Vrael mengangkat tangannya. Dari jubahnya, muncul makhluk kecil seperti kelelawar tanpa mata. Ia mengirimnya terbang rendah, mengintai.
Di sisi Elias.
Ia berhenti mendadak.
Lena menatapnya. “Ada apa?”
“Ada yang mengamati kita.”
Aryl memutar kepalanya. “Kamu yakin?”
Elias tidak menjawab. Tapi ia menatap ke atas—dan tangannya tanpa suara membentuk segel kecil.
Bayangan dari tubuhnya menyambar sesuatu dari ranting pohon—seekor kelelawar hitam itu hancur seketika.
“Apa itu barusan?!”
Elias mendekat. Sisa tubuh makhluk itu mencair seperti tinta hitam.
“…Bukan makhluk liar. Itu pengintai,” ujarnya pelan.
Kael menelan ludah. “Kita... sedang diawasi?”

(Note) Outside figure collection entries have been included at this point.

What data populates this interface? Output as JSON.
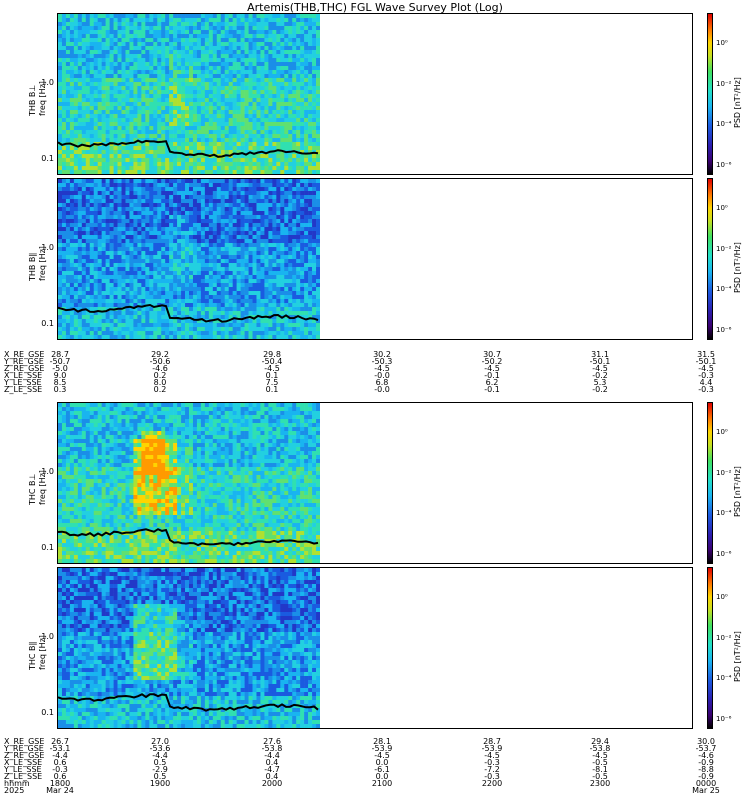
{
  "title": "Artemis(THB,THC) FGL Wave Survey Plot (Log)",
  "colors": {
    "low": "#1a2aa0",
    "mid": "#19b4f0",
    "high": "#c8e020",
    "peak": "#ff9a00",
    "trace": "#000000"
  },
  "chart_data": [
    {
      "type": "heatmap",
      "panel": "THB B⊥",
      "ylabel": "freq [Hz]",
      "ytick_labels": [
        "1.0",
        "0.1"
      ],
      "colorbar_label": "PSD [nT²/Hz]",
      "colorbar_ticks": [
        "10⁰",
        "10⁻²",
        "10⁻⁴",
        "10⁻⁶"
      ],
      "data_end_time": "~2025 Mar 24 20:30",
      "color_scale": "log"
    },
    {
      "type": "heatmap",
      "panel": "THB B∥",
      "ylabel": "freq [Hz]",
      "ytick_labels": [
        "1.0",
        "0.1"
      ],
      "colorbar_label": "PSD [nT²/Hz]",
      "colorbar_ticks": [
        "10⁰",
        "10⁻²",
        "10⁻⁴",
        "10⁻⁶"
      ],
      "data_end_time": "~2025 Mar 24 20:30",
      "color_scale": "log"
    },
    {
      "type": "heatmap",
      "panel": "THC B⊥",
      "ylabel": "freq [Hz]",
      "ytick_labels": [
        "1.0",
        "0.1"
      ],
      "colorbar_label": "PSD [nT²/Hz]",
      "colorbar_ticks": [
        "10⁰",
        "10⁻²",
        "10⁻⁴",
        "10⁻⁶"
      ],
      "data_end_time": "~2025 Mar 24 20:30",
      "color_scale": "log"
    },
    {
      "type": "heatmap",
      "panel": "THC B∥",
      "ylabel": "freq [Hz]",
      "ytick_labels": [
        "1.0",
        "0.1"
      ],
      "colorbar_label": "PSD [nT²/Hz]",
      "colorbar_ticks": [
        "10⁰",
        "10⁻²",
        "10⁻⁴",
        "10⁻⁶"
      ],
      "data_end_time": "~2025 Mar 24 20:30",
      "color_scale": "log"
    }
  ],
  "ephem_thb": {
    "labels": [
      "X_RE_GSE",
      "Y_RE_GSE",
      "Z_RE_GSE",
      "X_LE_SSE",
      "Y_LE_SSE",
      "Z_LE_SSE"
    ],
    "columns": [
      [
        "28.7",
        "-50.7",
        "-5.0",
        "9.0",
        "8.5",
        "0.3"
      ],
      [
        "29.2",
        "-50.6",
        "-4.6",
        "0.2",
        "8.0",
        "0.2"
      ],
      [
        "29.8",
        "-50.4",
        "-4.5",
        "0.1",
        "7.5",
        "0.1"
      ],
      [
        "30.2",
        "-50.3",
        "-4.5",
        "-0.0",
        "6.8",
        "-0.0"
      ],
      [
        "30.7",
        "-50.2",
        "-4.5",
        "-0.1",
        "6.2",
        "-0.1"
      ],
      [
        "31.1",
        "-50.1",
        "-4.5",
        "-0.2",
        "5.3",
        "-0.2"
      ],
      [
        "31.5",
        "-50.1",
        "-4.5",
        "-0.3",
        "4.4",
        "-0.3"
      ]
    ]
  },
  "ephem_thc": {
    "labels": [
      "X_RE_GSE",
      "Y_RE_GSE",
      "Z_RE_GSE",
      "X_LE_SSE",
      "Y_LE_SSE",
      "Z_LE_SSE",
      "hhmm",
      "2025"
    ],
    "columns": [
      [
        "26.7",
        "-53.1",
        "-4.4",
        "0.6",
        "-0.3",
        "0.6",
        "1800",
        "Mar 24"
      ],
      [
        "27.0",
        "-53.6",
        "-4.4",
        "0.5",
        "-2.9",
        "0.5",
        "1900",
        ""
      ],
      [
        "27.6",
        "-53.8",
        "-4.4",
        "0.4",
        "-4.7",
        "0.4",
        "2000",
        ""
      ],
      [
        "28.1",
        "-53.9",
        "-4.5",
        "0.0",
        "-6.1",
        "0.0",
        "2100",
        ""
      ],
      [
        "28.7",
        "-53.9",
        "-4.5",
        "-0.3",
        "-7.2",
        "-0.3",
        "2200",
        ""
      ],
      [
        "29.4",
        "-53.8",
        "-4.5",
        "-0.5",
        "-8.1",
        "-0.5",
        "2300",
        ""
      ],
      [
        "30.0",
        "-53.7",
        "-4.6",
        "-0.9",
        "-8.8",
        "-0.9",
        "0000",
        "Mar 25"
      ]
    ]
  }
}
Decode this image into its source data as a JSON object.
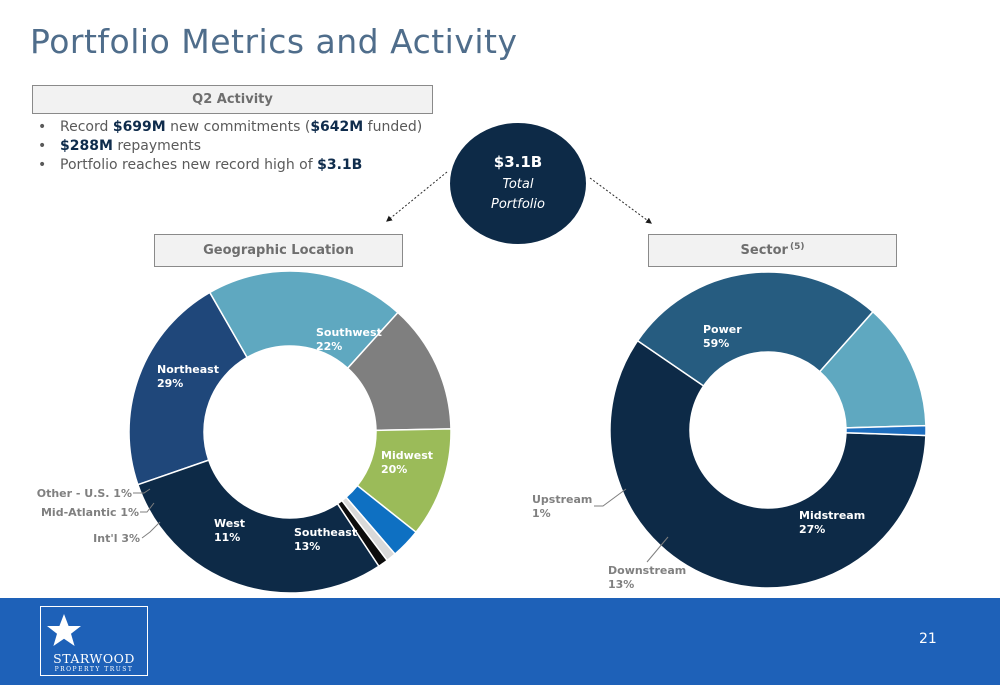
{
  "page": {
    "title": "Portfolio Metrics and Activity",
    "page_number": "21"
  },
  "q2": {
    "header": "Q2 Activity",
    "bullets": [
      {
        "parts": [
          "Record ",
          "$699M",
          " new commitments (",
          "$642M",
          " funded)"
        ]
      },
      {
        "parts": [
          "",
          "$288M",
          " repayments"
        ]
      },
      {
        "parts": [
          "Portfolio reaches new record high of ",
          "$3.1B",
          ""
        ]
      }
    ]
  },
  "total": {
    "value": "$3.1B",
    "line1": "Total",
    "line2": "Portfolio"
  },
  "geo_header": "Geographic Location",
  "sector_header": "Sector",
  "sector_footnote": "(5)",
  "logo": {
    "name": "STARWOOD",
    "sub": "PROPERTY TRUST"
  },
  "colors": {
    "navy": "#0d2a47",
    "dark_blue": "#1f477a",
    "teal": "#5fa8c0",
    "gray": "#7f7f7f",
    "green": "#9bbb59",
    "blue": "#0e70c2",
    "light_gray": "#d9d9d9",
    "black": "#0c0c0c",
    "steel_blue": "#265c80",
    "mid_blue": "#1f6fc0",
    "footer": "#1e61b8"
  },
  "chart_data": [
    {
      "type": "donut",
      "title": "Geographic Location",
      "slices": [
        {
          "label": "Southwest",
          "value": 22,
          "text": "22%",
          "color": "#1f477a"
        },
        {
          "label": "Midwest",
          "value": 20,
          "text": "20%",
          "color": "#5fa8c0"
        },
        {
          "label": "Southeast",
          "value": 13,
          "text": "13%",
          "color": "#7f7f7f"
        },
        {
          "label": "West",
          "value": 11,
          "text": "11%",
          "color": "#9bbb59"
        },
        {
          "label": "Int'l",
          "value": 3,
          "text": "3%",
          "color": "#0e70c2"
        },
        {
          "label": "Mid-Atlantic",
          "value": 1,
          "text": "1%",
          "color": "#d9d9d9"
        },
        {
          "label": "Other - U.S.",
          "value": 1,
          "text": "1%",
          "color": "#0c0c0c"
        },
        {
          "label": "Northeast",
          "value": 29,
          "text": "29%",
          "color": "#0d2a47"
        }
      ]
    },
    {
      "type": "donut",
      "title": "Sector",
      "slices": [
        {
          "label": "Power",
          "value": 59,
          "text": "59%",
          "color": "#0d2a47"
        },
        {
          "label": "Midstream",
          "value": 27,
          "text": "27%",
          "color": "#265c80"
        },
        {
          "label": "Downstream",
          "value": 13,
          "text": "13%",
          "color": "#5fa8c0"
        },
        {
          "label": "Upstream",
          "value": 1,
          "text": "1%",
          "color": "#1f6fc0"
        }
      ]
    }
  ]
}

Vrael di kejauhan menyeringai.
“Menarik… dia bisa menghancurkan pengintai dalam sekejap. Tapi... belum cukup menunjukkan jati diri.”
Menara Penanda akhirnya terlihat.
Namun, yang mereka lihat bukan sekadar bangunan tua.
Dindingnya hangus. Pilar runtuh. Di tengah-tengah lapangan menara, terbujur tubuh penjaga lama—dengan d**a berlubang dan wajah membeku dalam ketakutan.
“…Siapa yang bisa melakukan ini?” bisik Aryl.
Kael mendekat hati-hati. “Tubuhnya... masih hangat. Ini baru saja terjadi.”
Elias memejamkan mata.
> Jejak aura. Tertinggal jelas. Aura iblis... tapi terlatih. Ini bukan serangan liar. Ini... uji coba.
Malam itu.
Mereka bertahan di menara untuk mengaktifkan ulang alat komunikasi.
Di kejauhan, kabut perlahan mengalir.
Dan di balik kabut, Vrael berdiri menatap dari bayangan.
“Lapor pada Putri Selena… Aku menemukan satu kandidat menarik.”